La Tunisie gênée par "La Vie d'Adèle", Palme d'or à Cannes

Le film du Franco-Tunisien Abdellatif Kechiche évoque l'amour homosexuel entre deux femmes.

Le cinéaste franco-tunisien Abdellatif Kechiche, entouré de Léa Seydoux (à g.) et Adèle Exarchopoulos (à dr.), le 26 mai 2013 à Cannes.
Le cinéaste franco-tunisien Abdellatif Kechiche, entouré de Léa Seydoux (à g.) et Adèle Exarchopoulos (à dr.), le 26 mai 2013 à Cannes. (GAO JING / SIPA)
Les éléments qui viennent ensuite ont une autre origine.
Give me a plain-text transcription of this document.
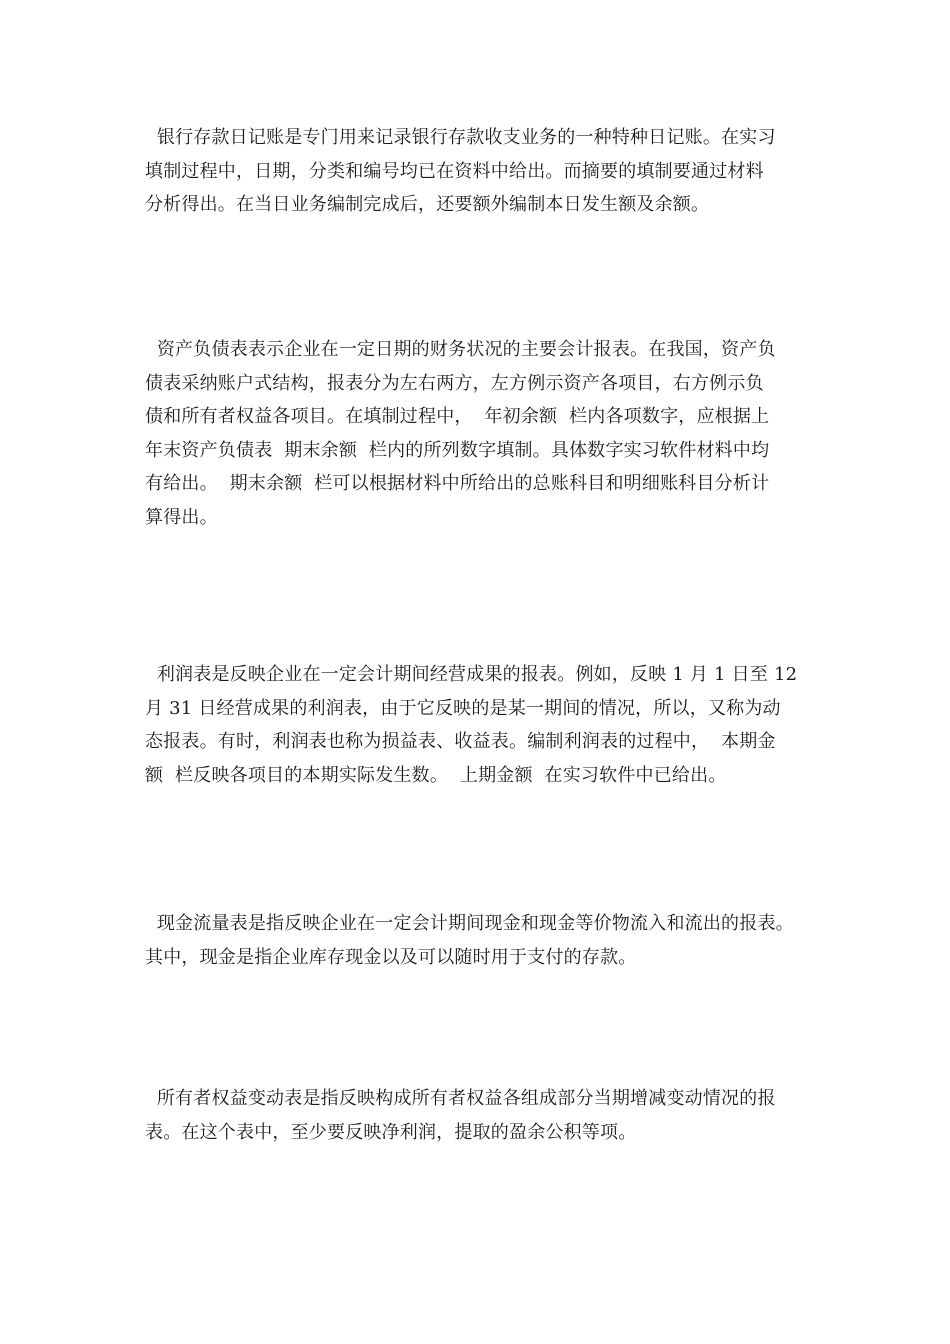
银行存款日记账是专门用来记录银行存款收支业务的一种特种日记账。在实习
填制过程中，日期，分类和编号均已在资料中给出。而摘要的填制要通过材料
分析得出。在当日业务编制完成后，还要额外编制本日发生额及余额。
资产负债表表示企业在一定日期的财务状况的主要会计报表。在我国，资产负
债表采纳账户式结构，报表分为左右两方，左方例示资产各项目，右方例示负
债和所有者权益各项目。在填制过程中，  年初余额  栏内各项数字，应根据上
年末资产负债表  期末余额  栏内的所列数字填制。具体数字实习软件材料中均
有给出。  期末余额  栏可以根据材料中所给出的总账科目和明细账科目分析计
算得出。
利润表是反映企业在一定会计期间经营成果的报表。例如，反映 1 月 1 日至 12
月 31 日经营成果的利润表，由于它反映的是某一期间的情况，所以，又称为动
态报表。有时，利润表也称为损益表、收益表。编制利润表的过程中，  本期金
额  栏反映各项目的本期实际发生数。  上期金额  在实习软件中已给出。
现金流量表是指反映企业在一定会计期间现金和现金等价物流入和流出的报表。
其中，现金是指企业库存现金以及可以随时用于支付的存款。
所有者权益变动表是指反映构成所有者权益各组成部分当期增减变动情况的报
表。在这个表中，至少要反映净利润，提取的盈余公积等项。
Les autorités tunisiennes auraient sans doute préféré que la Palme d'or soit attribuée à un film traitant d'une autre thématique que l'homosexualité. Alors que le réalisateur franco-tunisien Abdellatif Kechiche a décroché la prestigieuse récompense, dimanche 26 mai, pour La Vie d'Adèle, un film évoquant l'amour homosexuel entre deux femmes, le ministère de la Culture tunisien a eu le plus grand mal à cacher sa gêne.

Le ministère de la Culture évoque un film "particulier"

Tout en affirmant que la Palme d'or obtenue par Abdellatif Kechiche représentait "un motif de fierté" pour la Tunisie, le ministère a qualifié le film de "particulier", "pouvant susciter des réserves chez une partie du public tunisien". Une réaction peu surprenante, l'homosexualité étant toujours très taboue en Tunisie. Dimanche soir, plusieurs blogueurs tunisiens considéraient d'ailleurs qu'il était inimaginable que le film soit diffusé dans le pays.

En recevant sa Palme, le cinéaste a de son côté dédié son prix "aux jeunes Tunisiens pour leur acte extraordinaire, la révolution tunisienne, et pour leur aspiration, eux aussi, à vivre librement, à s'exprimer librement et à aimer librement".